Asian shares failed to catch a firm lead from a bumper Wall Street session on Friday as the spread of the Delta variant of the coronavirus across the region heightened worries about the its economic recovery.
MSCI’s broadest index of Asia-Pacific shares outside Japan lost 0.35%, dragged down by Chinese blue chips, which fell 0.56% and Hong Kong down 0.46%.
Japan’s Nikkei rose 0.11%.
”There are two main drivers of volatility in the market this week, firstly everything surrounding the Chinese regulatory drive, and secondly the severity of Delta outbreaks around the region,” said Carlos Casanova, senior economist Asia at UBP.
China on Friday reported 124 confirmed cases for Aug. 5, its highest daily count for new coronavirus cases in the current outbreak, fuelled by a surge in locally transmitted infections. Authorities have imposed travel restrictions in some cities.
Thailand and Malaysia both reported record daily cases on Thursday.
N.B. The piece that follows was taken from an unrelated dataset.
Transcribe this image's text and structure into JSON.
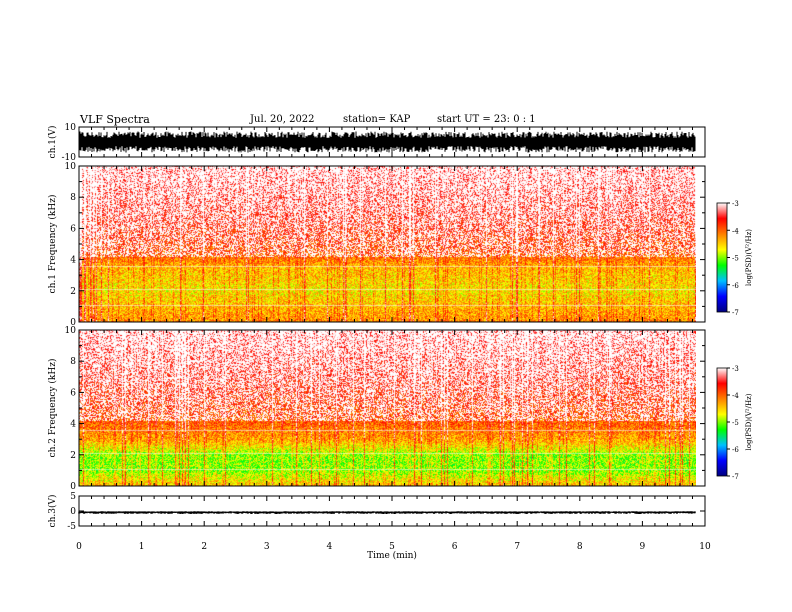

While the MSCI Asian benchmark has clawed back much of last week’s China-driven losses, it is still down just over 10% from all time highs hit in February.
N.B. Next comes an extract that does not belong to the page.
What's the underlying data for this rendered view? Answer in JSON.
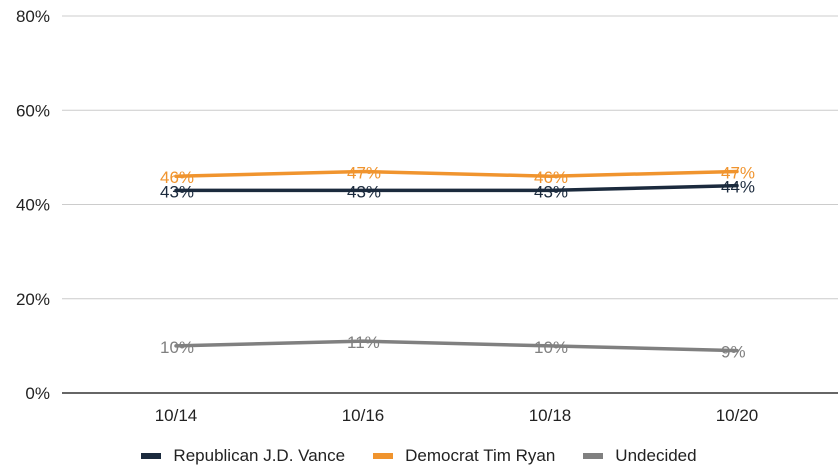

In contrast, the MSCI world shares index is trading just shy of a record high hit on Wednesday.
”International investors are still wrapping their head around what happened in the education sector (in China), and expect that will continue to drive sentiment,” said Casanova.
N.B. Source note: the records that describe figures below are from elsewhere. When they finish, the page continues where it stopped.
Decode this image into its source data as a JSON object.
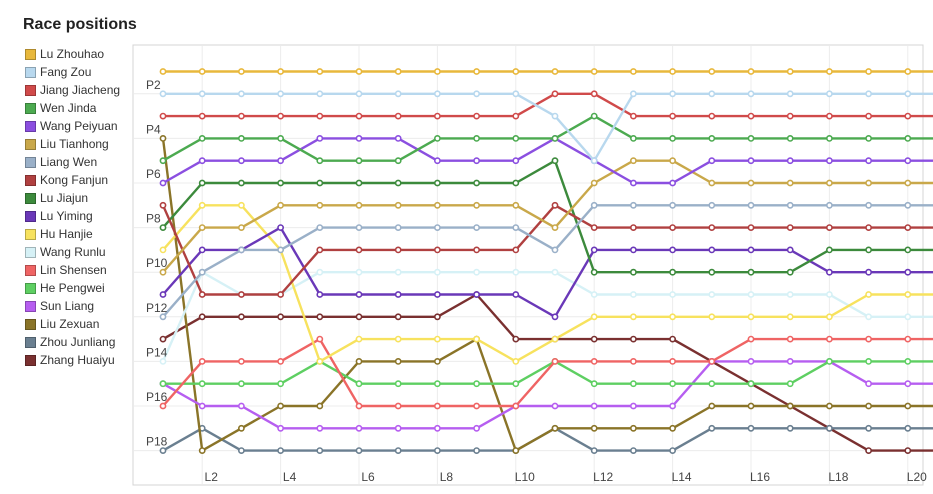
{
  "page": {
    "title": "Race positions"
  },
  "chart_data": {
    "type": "line",
    "title": "Race positions",
    "xlabel": "",
    "ylabel": "",
    "y_inverted": true,
    "ylim": [
      1,
      18
    ],
    "grid": true,
    "legend_position": "left",
    "x": [
      "L1",
      "L2",
      "L3",
      "L4",
      "L5",
      "L6",
      "L7",
      "L8",
      "L9",
      "L10",
      "L11",
      "L12",
      "L13",
      "L14",
      "L15",
      "L16",
      "L17",
      "L18",
      "L19",
      "L20",
      "L21"
    ],
    "x_tick_labels": [
      "L2",
      "L4",
      "L6",
      "L8",
      "L10",
      "L12",
      "L14",
      "L16",
      "L18",
      "L20"
    ],
    "y_tick_labels": [
      "P2",
      "P4",
      "P6",
      "P8",
      "P10",
      "P12",
      "P14",
      "P16",
      "P18"
    ],
    "series": [
      {
        "name": "Lu Zhouhao",
        "color": "#e8b83c",
        "values": [
          1,
          1,
          1,
          1,
          1,
          1,
          1,
          1,
          1,
          1,
          1,
          1,
          1,
          1,
          1,
          1,
          1,
          1,
          1,
          1,
          1
        ]
      },
      {
        "name": "Fang Zou",
        "color": "#b8d8ee",
        "values": [
          2,
          2,
          2,
          2,
          2,
          2,
          2,
          2,
          2,
          2,
          3,
          5,
          2,
          2,
          2,
          2,
          2,
          2,
          2,
          2,
          2
        ]
      },
      {
        "name": "Jiang Jiacheng",
        "color": "#d04a4a",
        "values": [
          3,
          3,
          3,
          3,
          3,
          3,
          3,
          3,
          3,
          3,
          2,
          2,
          3,
          3,
          3,
          3,
          3,
          3,
          3,
          3,
          3
        ]
      },
      {
        "name": "Wen Jinda",
        "color": "#4caa50",
        "values": [
          5,
          4,
          4,
          4,
          5,
          5,
          5,
          4,
          4,
          4,
          4,
          3,
          4,
          4,
          4,
          4,
          4,
          4,
          4,
          4,
          4
        ]
      },
      {
        "name": "Wang Peiyuan",
        "color": "#8b4fe0",
        "values": [
          6,
          5,
          5,
          5,
          4,
          4,
          4,
          5,
          5,
          5,
          4,
          5,
          6,
          6,
          5,
          5,
          5,
          5,
          5,
          5,
          5
        ]
      },
      {
        "name": "Liu Tianhong",
        "color": "#c9a84a",
        "values": [
          10,
          8,
          8,
          7,
          7,
          7,
          7,
          7,
          7,
          7,
          8,
          6,
          5,
          5,
          6,
          6,
          6,
          6,
          6,
          6,
          6
        ]
      },
      {
        "name": "Liang Wen",
        "color": "#9ab0c8",
        "values": [
          12,
          10,
          9,
          9,
          8,
          8,
          8,
          8,
          8,
          8,
          9,
          7,
          7,
          7,
          7,
          7,
          7,
          7,
          7,
          7,
          7
        ]
      },
      {
        "name": "Kong Fanjun",
        "color": "#b04040",
        "values": [
          7,
          11,
          11,
          11,
          9,
          9,
          9,
          9,
          9,
          9,
          7,
          8,
          8,
          8,
          8,
          8,
          8,
          8,
          8,
          8,
          8
        ]
      },
      {
        "name": "Lu Jiajun",
        "color": "#3c8a3c",
        "values": [
          8,
          6,
          6,
          6,
          6,
          6,
          6,
          6,
          6,
          6,
          5,
          10,
          10,
          10,
          10,
          10,
          10,
          9,
          9,
          9,
          9
        ]
      },
      {
        "name": "Lu Yiming",
        "color": "#6a38b8",
        "values": [
          11,
          9,
          9,
          8,
          11,
          11,
          11,
          11,
          11,
          11,
          12,
          9,
          9,
          9,
          9,
          9,
          9,
          10,
          10,
          10,
          10
        ]
      },
      {
        "name": "Hu Hanjie",
        "color": "#f7e25e",
        "values": [
          9,
          7,
          7,
          9,
          14,
          13,
          13,
          13,
          13,
          14,
          13,
          12,
          12,
          12,
          12,
          12,
          12,
          12,
          11,
          11,
          11
        ]
      },
      {
        "name": "Wang Runlu",
        "color": "#d6f1f6",
        "values": [
          14,
          10,
          11,
          11,
          10,
          10,
          10,
          10,
          10,
          10,
          10,
          11,
          11,
          11,
          11,
          11,
          11,
          11,
          12,
          12,
          12
        ]
      },
      {
        "name": "Lin Shensen",
        "color": "#ef6464",
        "values": [
          16,
          14,
          14,
          14,
          13,
          16,
          16,
          16,
          16,
          16,
          14,
          14,
          14,
          14,
          14,
          13,
          13,
          13,
          13,
          13,
          13
        ]
      },
      {
        "name": "He Pengwei",
        "color": "#5ecf62",
        "values": [
          15,
          15,
          15,
          15,
          14,
          15,
          15,
          15,
          15,
          15,
          14,
          15,
          15,
          15,
          15,
          15,
          15,
          14,
          14,
          14,
          14
        ]
      },
      {
        "name": "Sun Liang",
        "color": "#b65ef0",
        "values": [
          15,
          16,
          16,
          17,
          17,
          17,
          17,
          17,
          17,
          16,
          16,
          16,
          16,
          16,
          14,
          14,
          14,
          14,
          15,
          15,
          15
        ]
      },
      {
        "name": "Liu Zexuan",
        "color": "#8a7428",
        "values": [
          4,
          18,
          17,
          16,
          16,
          14,
          14,
          14,
          13,
          18,
          17,
          17,
          17,
          17,
          16,
          16,
          16,
          16,
          16,
          16,
          16
        ]
      },
      {
        "name": "Zhou Junliang",
        "color": "#6a7f90",
        "values": [
          18,
          17,
          18,
          18,
          18,
          18,
          18,
          18,
          18,
          18,
          17,
          18,
          18,
          18,
          17,
          17,
          17,
          17,
          17,
          17,
          17
        ]
      },
      {
        "name": "Zhang Huaiyu",
        "color": "#7a3030",
        "values": [
          13,
          12,
          12,
          12,
          12,
          12,
          12,
          12,
          11,
          13,
          13,
          13,
          13,
          13,
          14,
          15,
          16,
          17,
          18,
          18,
          18
        ]
      }
    ]
  }
}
”The regulatory drive is not over yet, it should continue to be a factor in the next three to six months or so,” he said.
Elsewhere in the region, PT Bukalapak.com Tbk, an Indonesian e-commerce company backed by Ant Group and Singapore sovereign fund GIC, rose 24.7% on its market debut after raising $ 1.5 billion in the country’s biggest ever initial public offering.
Analysts say the listing will set the benchmark for IPO hopefuls in a region where global investors are chasing fast growing companies.
The Nasdaq and S&P 500 closed at record levels on Thursday after a spate of strong corporate earnings and a further decline in U.S. unemployment claims. Eyes are now on the jobs report for July due later today.
U.S. stock futures, the S&P 500 e-minis, were down 0.1%.
Treasury yields extended their gains in Asian hours, having earlier been helped by the healthy jobless claims report.
Benchmark 10-year Treasury notes yields rose to 1.2369% compared with its U.S. close of 1.217% on Thursday.
This had a knock-on effect for the dollar, which rose against the yen to a week high.
The stronger dollar and potential for higher yields hurt gold. The spot price fell 0.12% to $ 1,801.81.
Oil paused for breath in early Asian trading on Friday, but was set for its biggest weekly loss since October after falls earlier in the week due to rising COVID-19 cases and a surprise build in U.S. crude stockpiles.
U.S. crude was $ 69.1 a barrel, up 0.01%. Brent crude was $ 71.28 per barrel, down 0.01%.